Sin embargo, expertos en e-marketing consultados sobre el tema expresaron sus dudas de que hayan sido simples cálculos algorítmicos los que hayan posicionado en primer lugar de búsquedas a un oscuro diario online en Blogspot (sitio administrado por Google) de supuestas “hot girls” conteniendo una serie de fotos de la señora Obama, y no, de manera natural, al sitio web oficial de la esposa del presidente de los Estados Unidos.

A últimas fechas se cuestiona entre los usuarios de la web la calidad de los resultados de búsquedas generales, invariablemente contaminados por la estrategia mercadotécnica de las palabras clave y hay quienes temen que a causa de esta mercantilización de las búsquedas, la época de oro de la Internet gratuita esté llegando a sus últimos días.

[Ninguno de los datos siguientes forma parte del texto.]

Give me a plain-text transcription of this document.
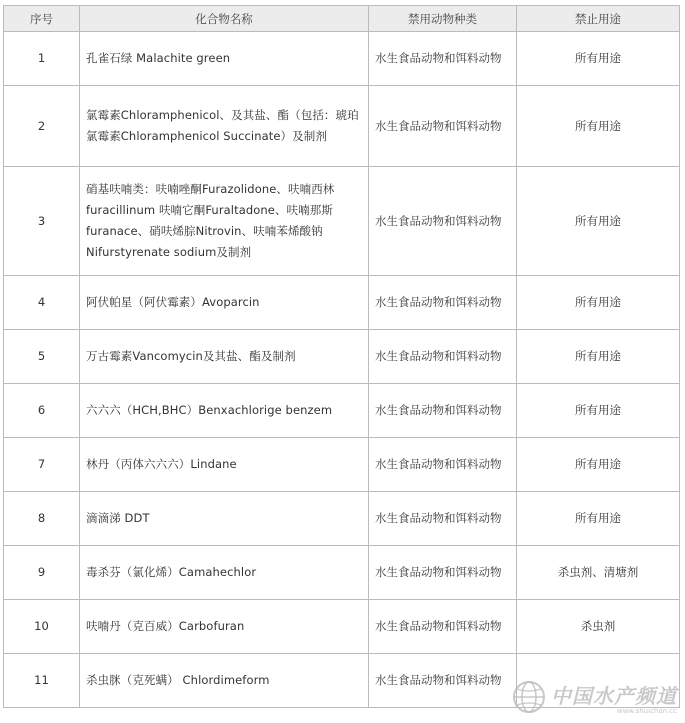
序号	化合物名称	禁用动物种类	禁止用途
1	孔雀石绿 Malachite green	水生食品动物和饵料动物	所有用途
2	氯霉素Chloramphenicol、及其盐、酯（包括：琥珀氯霉素Chloramphenicol Succinate）及制剂	水生食品动物和饵料动物	所有用途
3	硝基呋喃类：呋喃唑酮Furazolidone、呋喃西林furacillinum 呋喃它酮Furaltadone、呋喃那斯furanace、硝呋烯腙Nitrovin、呋喃苯烯酸钠Nifurstyrenate sodium及制剂	水生食品动物和饵料动物	所有用途
4	阿伏帕星（阿伏霉素）Avoparcin	水生食品动物和饵料动物	所有用途
5	万古霉素Vancomycin及其盐、酯及制剂	水生食品动物和饵料动物	所有用途
6	六六六（HCH,BHC）Benxachlorige benzem	水生食品动物和饵料动物	所有用途
7	林丹（丙体六六六）Lindane	水生食品动物和饵料动物	所有用途
8	滴滴涕 DDT	水生食品动物和饵料动物	所有用途
9	毒杀芬（氯化烯）Camahechlor	水生食品动物和饵料动物	杀虫剂、清塘剂
10	呋喃丹（克百威）Carbofuran	水生食品动物和饵料动物	杀虫剂
11	杀虫脒（克死螨） Chlordimeform	水生食品动物和饵料动物	
中国水产频道
www.shuichan.cc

Y más aún, que en el mejor de los casos los buscadores como Google o Yahoo! pretendan en el largo plazo crear servicios pagados de búsquedas más apegadas a los requerimientos de los usuarios. Y digo “mejor de los casos”, porque en el peor podríamos estar ante una guerra sucia de parte de ciertos grupos de Poder que buscan que los usuarios de Internet avalemos legislaciones que, tomando como pretexto los delitos de difamación, de violación a derechos de propiedad intelectual e industrial y la pornografía infantil, comiencen a censurar y controlar lo que se publica en la web.

Se supone que la Web 3.0 basada en análisis de contenidos completos y no sólo de palabras clave, deberá generar resultados de búsqueda de mayor calidad. Pero mientras este proceso de búsqueda se generaliza en la web, tendremos que soportar balandronadas como la fotocomposición que ridiculiza a una mujer respetable y por cierto muy hermosa como Michelle Obama, y la retahila de sucios comentarios en foros de tufo kukuxklanero que no tienen más sustancia que la difamación, los cuales alejan a la Opinión Pública de la web del diálogo social maduro y bien argumentado que urge en la aldea global.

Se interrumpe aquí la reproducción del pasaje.